Nous nous comparons aux autres

Dès la petite enfance, nous sommes comparés aux autres enfants : "Ton frère est plus sage", "ta soeur mange de tout, elle !" , "Ton camarade ne fait pas de faute en dictée". Et lorsque cela ne vient pas des commentaires de notre entourage, c'est de notre propre initiative que nous regardons comment font les autres (pour faire rire les copains, pour avoir l'air courageux.se, pour sauter si haut, etc. ). Nous ne cessons de choisir des modèles. Nous sommes des êtres sociaux, notre narcissisme ne se construit pas en autarcie, tout seuls, loin des autres, mais dans le regard, la confirmation et le soutien de nos semblables et ce, tout au long de notre vie. Alors, bien sûr, la comparaison n'est pas nocive en soi, car elle nous permet aussi de progresser, de nourrir notre ambition, notre envie de faire mieux, d'avancer. Ce qui l’est, c’est la croyance que si nous ne sommes pas au top, nous ne sommes rien. Voire moins que rien.


Un idéal inatteignable

N’étant jamais sûrs d’être aimables, nous ne cessons de nous comparer aux autres pour évaluer notre valeur et notre réussite. Souvent, à notre détriment. A force de croire que les autres font nettement mieux que nous, nous nous dévalorisons et nous courons après un idéal inatteignable. Non seulement nous nous épuisons, harassés de ne jamais savoir si la ligne d’arrivée est proche, mais nous risquons aussi une profonde fragilisation narcissique. Le doute et l’insatisfaction nous guettent: Sommes-nous suffisants ? Sommes-nous acceptables avec ce que nous sommes, nos failles, nos imperfections, nos difficultés, nos zones d’ombre ?


Photo Mika Luoma


> L’exercice que je vous propose avec France Bleu Touraine, c'est de vous exercer à avoir de la tendresse pour votre imperfection :

L’indulgence que nous avons pour nos amis, que nous aimons avec (et non pas malgré) leurs défauts, pourquoi ne parvenons-nous pas à l’avoir pour nous-mêmes ? Pour mieux nous aimer et être plus en relation avec les autres, peut-être pourrions-nous avoir de la tendresse pour notre imperfection. Soyons, pour reprendre la célèbre expression du psychiatre Donald Winnicott, "suffisamment bons" et reconnaissons comme nos qualités s’imbriquent bien avec nos défauts. Si nous ne sommes pas les rigolos de service ou les personnes cultivées que nous aimerions être, peut-être sommes-nous doués aux fourneaux ou fidèles en amitié ?

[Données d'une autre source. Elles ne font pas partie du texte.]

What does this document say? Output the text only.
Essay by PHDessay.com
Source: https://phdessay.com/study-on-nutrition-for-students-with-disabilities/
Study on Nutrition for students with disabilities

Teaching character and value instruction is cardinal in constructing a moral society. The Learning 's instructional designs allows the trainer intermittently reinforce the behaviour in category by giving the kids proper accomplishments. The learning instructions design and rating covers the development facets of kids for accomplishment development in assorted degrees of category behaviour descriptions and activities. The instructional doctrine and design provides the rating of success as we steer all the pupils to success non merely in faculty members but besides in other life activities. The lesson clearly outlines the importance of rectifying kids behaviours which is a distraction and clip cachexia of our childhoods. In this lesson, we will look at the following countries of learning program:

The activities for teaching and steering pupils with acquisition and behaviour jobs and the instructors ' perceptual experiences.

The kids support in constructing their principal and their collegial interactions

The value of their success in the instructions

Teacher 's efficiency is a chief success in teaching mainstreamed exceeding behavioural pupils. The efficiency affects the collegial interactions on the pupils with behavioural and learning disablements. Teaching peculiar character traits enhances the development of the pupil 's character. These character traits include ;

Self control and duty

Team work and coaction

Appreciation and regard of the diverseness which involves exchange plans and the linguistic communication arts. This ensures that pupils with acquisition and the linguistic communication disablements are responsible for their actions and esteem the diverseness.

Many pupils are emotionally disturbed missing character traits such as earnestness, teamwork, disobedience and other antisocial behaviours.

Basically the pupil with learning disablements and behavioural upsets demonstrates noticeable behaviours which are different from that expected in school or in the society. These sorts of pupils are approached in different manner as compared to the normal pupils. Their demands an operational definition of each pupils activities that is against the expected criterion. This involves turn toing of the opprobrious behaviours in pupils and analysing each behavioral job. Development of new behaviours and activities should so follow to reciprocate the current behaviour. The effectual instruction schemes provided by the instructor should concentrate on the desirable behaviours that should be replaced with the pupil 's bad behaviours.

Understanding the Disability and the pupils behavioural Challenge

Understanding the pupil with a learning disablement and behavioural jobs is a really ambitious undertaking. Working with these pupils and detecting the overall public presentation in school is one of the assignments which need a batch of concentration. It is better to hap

Nous avons tous des qualités et nous sommes tous des humains imparfaits. Nous naissons ainsi, petits nourrissons pas finis, sans la moindre fourrure pour nous protéger, incapables de nous nourrir seuls ni de tenir sur nos pattes (au contraire du poulain ou de la girafe). Cette "néoténie", comme disent les biologistes, est propre au genre humain. C’est bien sûr une grande vulnérabilité car nous dépendons des soins de notre environnement pour survivre. Mais c’est aussi cette défaillance naturelle qui nous permet de créer des liens avec nos semblables. C’est cette imperfection qui nous pousse à aller vers les autres, à avoir besoin de l’autre, à avoir besoin les uns des autres, même en grandissant, et ce, jusqu’à notre mort.


> "Couple : Faut il admirer l'autre pour l'aimer ?" Retrouvez cette enquête que j'avais écrite pour Psychologies. Avec, en complément, deux interviews passionnantes du gestalt thérapeute Yves Mairesse et de la philosophe Cynthia Fleury.


> Sur le thème de la comparaison, voici une émission de Flavie Flament sur RTL, "On est fait pour s'entendre, à laquelle j'ai eu le plaisir de participer avec Ilios Kotsou: "Comment arrêter de se comparer aux autres ?"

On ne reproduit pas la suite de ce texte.